Глаза боярина на миг приняли осмысленное выражение, он торопливо сдёрнул шапку, вновь повернулся лицом к иконам и забормотал какую-то бессвязную молитву, время от времени звучно ударяя лбом в широкие, отскобленные добела доски пола.
Поморщившись от производимого боярином шума, а также от распространяемых им запахов отсыревшей одежды, кислого винного перегара и мокрой конской шкуры, игумен расправил лежавшие перед ним на столе смятые, покрытые кривыми рукописными строчками листки и ещё раз бегло перечёл то, из-за чего боярин затемно примчался в монастырь — один, верхом, без стражи, почти что без лица, но зато торопясь так, словно за ним по пятам гнались черти, посланные из ада по его душу.
Впрочем, перечитывать не было нужды. Если верить письму, в коем боярина предупреждали о поступившем на него доносе, копнули под Ивана Феофановича крепко. Царь мог посадить на кол и за меньшие провинности; в письме же, подробно повторявшем донос, упоминались такие дела, что совершить их, верно, мог бы сам" дьявол, принявший на время человеческое обличье.
Отложив листки, на миг показавшиеся какими-то странно знакомыми, будто уже не единожды где-то виденными, игумен задумчиво посмотрел на боярина, который, простёршись на полу перед иконостасом, сильно смахивал на громадную, побывавшую под колесом гружёной подводы жабу.
— А скажи-ка, раб Божий, — вкрадчивым голосом обратился к боярину игумен, — правда ль то, что тут написано?
С готовностью прервав молитву, от коей, мнилось, всё равно не предвиделось особенного проку, боярин, как был, на коленях, развернулся к нему лицом.
— Навет! — горестно воскликнул он, ломая руки. — Клевета облыжная, в коей и словечка правды нет!

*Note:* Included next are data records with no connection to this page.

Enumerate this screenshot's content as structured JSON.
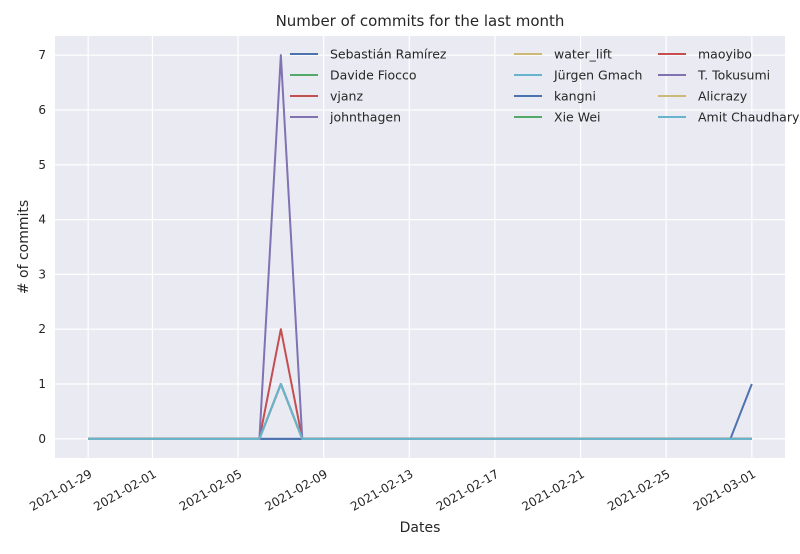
{
  "chart_data": {
    "type": "line",
    "title": "Number of commits for the last month",
    "xlabel": "Dates",
    "ylabel": "# of commits",
    "x_axis": "date",
    "xlim": [
      "2021-01-29",
      "2021-03-01"
    ],
    "ylim": [
      -0.35,
      7.35
    ],
    "x_ticks": [
      "2021-01-29",
      "2021-02-01",
      "2021-02-05",
      "2021-02-09",
      "2021-02-13",
      "2021-02-17",
      "2021-02-21",
      "2021-02-25",
      "2021-03-01"
    ],
    "y_ticks": [
      0,
      1,
      2,
      3,
      4,
      5,
      6,
      7
    ],
    "grid": true,
    "legend_placement": "top-right",
    "legend_columns": 3,
    "series": [
      {
        "name": "Sebastián Ramírez",
        "color": "#4c72b0",
        "points": [
          [
            "2021-01-29",
            0
          ],
          [
            "2021-02-28",
            0
          ],
          [
            "2021-03-01",
            1
          ]
        ]
      },
      {
        "name": "Davide Fiocco",
        "color": "#55a868",
        "points": [
          [
            "2021-01-29",
            0
          ],
          [
            "2021-02-06",
            0
          ],
          [
            "2021-02-07",
            1
          ],
          [
            "2021-02-08",
            0
          ],
          [
            "2021-03-01",
            0
          ]
        ]
      },
      {
        "name": "vjanz",
        "color": "#c44e52",
        "points": [
          [
            "2021-01-29",
            0
          ],
          [
            "2021-02-06",
            0
          ],
          [
            "2021-02-07",
            2
          ],
          [
            "2021-02-08",
            0
          ],
          [
            "2021-03-01",
            0
          ]
        ]
      },
      {
        "name": "johnthagen",
        "color": "#8172b2",
        "points": [
          [
            "2021-01-29",
            0
          ],
          [
            "2021-02-06",
            0
          ],
          [
            "2021-02-07",
            7
          ],
          [
            "2021-02-08",
            0
          ],
          [
            "2021-03-01",
            0
          ]
        ]
      },
      {
        "name": "water_lift",
        "color": "#ccb974",
        "points": [
          [
            "2021-01-29",
            0
          ],
          [
            "2021-02-06",
            0
          ],
          [
            "2021-02-07",
            1
          ],
          [
            "2021-02-08",
            0
          ],
          [
            "2021-03-01",
            0
          ]
        ]
      },
      {
        "name": "Jürgen Gmach",
        "color": "#64b5cd",
        "points": [
          [
            "2021-01-29",
            0
          ],
          [
            "2021-02-06",
            0
          ],
          [
            "2021-02-07",
            1
          ],
          [
            "2021-02-08",
            0
          ],
          [
            "2021-03-01",
            0
          ]
        ]
      },
      {
        "name": "kangni",
        "color": "#4c72b0",
        "points": [
          [
            "2021-01-29",
            0
          ],
          [
            "2021-03-01",
            0
          ]
        ]
      },
      {
        "name": "Xie Wei",
        "color": "#55a868",
        "points": [
          [
            "2021-01-29",
            0
          ],
          [
            "2021-02-06",
            0
          ],
          [
            "2021-02-07",
            1
          ],
          [
            "2021-02-08",
            0
          ],
          [
            "2021-03-01",
            0
          ]
        ]
      },
      {
        "name": "maoyibo",
        "color": "#c44e52",
        "points": [
          [
            "2021-01-29",
            0
          ],
          [
            "2021-02-06",
            0
          ],
          [
            "2021-02-07",
            1
          ],
          [
            "2021-02-08",
            0
          ],
          [
            "2021-03-01",
            0
          ]
        ]
      },
      {
        "name": "T. Tokusumi",
        "color": "#8172b2",
        "points": [
          [
            "2021-01-29",
            0
          ],
          [
            "2021-02-06",
            0
          ],
          [
            "2021-02-07",
            1
          ],
          [
            "2021-02-08",
            0
          ],
          [
            "2021-03-01",
            0
          ]
        ]
      },
      {
        "name": "Alicrazy",
        "color": "#ccb974",
        "points": [
          [
            "2021-01-29",
            0
          ],
          [
            "2021-02-06",
            0
          ],
          [
            "2021-02-07",
            1
          ],
          [
            "2021-02-08",
            0
          ],
          [
            "2021-03-01",
            0
          ]
        ]
      },
      {
        "name": "Amit Chaudhary",
        "color": "#64b5cd",
        "points": [
          [
            "2021-01-29",
            0
          ],
          [
            "2021-02-06",
            0
          ],
          [
            "2021-02-07",
            1
          ],
          [
            "2021-02-08",
            0
          ],
          [
            "2021-03-01",
            0
          ]
        ]
      }
    ]
  },
  "colors": {
    "plot_background": "#eaeaf2",
    "grid": "#ffffff"
  }
}
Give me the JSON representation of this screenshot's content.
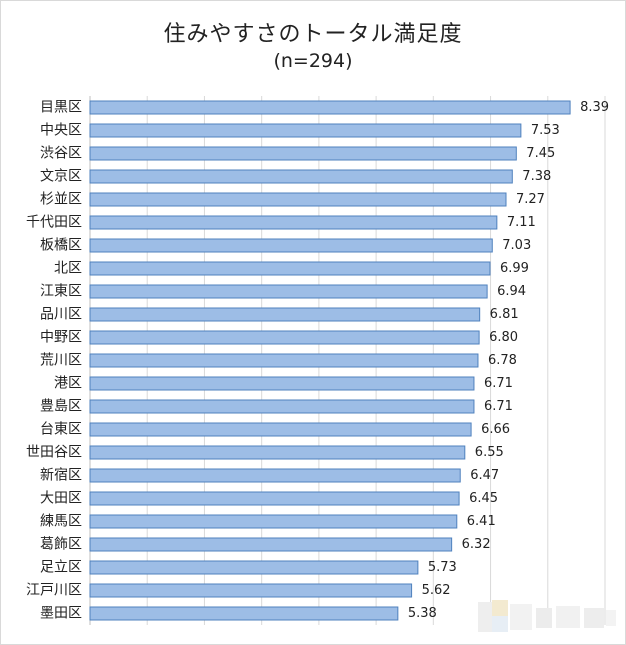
{
  "chart_data": {
    "type": "bar",
    "orientation": "horizontal",
    "title": "住みやすさのトータル満足度",
    "subtitle": "(n=294)",
    "xlabel": "",
    "ylabel": "",
    "xlim": [
      0,
      9
    ],
    "grid": true,
    "bar_color": "#9dbde6",
    "bar_edge_color": "#4f81bd",
    "categories": [
      "目黒区",
      "中央区",
      "渋谷区",
      "文京区",
      "杉並区",
      "千代田区",
      "板橋区",
      "北区",
      "江東区",
      "品川区",
      "中野区",
      "荒川区",
      "港区",
      "豊島区",
      "台東区",
      "世田谷区",
      "新宿区",
      "大田区",
      "練馬区",
      "葛飾区",
      "足立区",
      "江戸川区",
      "墨田区"
    ],
    "values": [
      8.39,
      7.53,
      7.45,
      7.38,
      7.27,
      7.11,
      7.03,
      6.99,
      6.94,
      6.81,
      6.8,
      6.78,
      6.71,
      6.71,
      6.66,
      6.55,
      6.47,
      6.45,
      6.41,
      6.32,
      5.73,
      5.62,
      5.38
    ],
    "data_labels": [
      "8.39",
      "7.53",
      "7.45",
      "7.38",
      "7.27",
      "7.11",
      "7.03",
      "6.99",
      "6.94",
      "6.81",
      "6.80",
      "6.78",
      "6.71",
      "6.71",
      "6.66",
      "6.55",
      "6.47",
      "6.45",
      "6.41",
      "6.32",
      "5.73",
      "5.62",
      "5.38"
    ]
  }
}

Глаза его при этом предательски вильнули вбок, и, уловив это скользкое, вороватое движение боярских зрачков, опытный знаток и лекарь человеческих душ отец Апраксий понял: правда. Всё, до последнего слова, истинная правда. И, верно, не вся, потому как доносчик всего про боярина знать попросту не мог. Всё про человека ведать один Господь может, потому и зовётся Он всеведущим и всемогущим. А Господь — не торговка с рынка: что знает, про то помалкивает, по крайности до поры. А когда та пора настанет, вострубят трубы Страшного суда, вот тогда-то вся правда наружу и выйдет. Воздастся тогда и боярину по делам его, и доносчику, и отцу Апраксию — за то, что беса во плоти на порог святой обители пустил.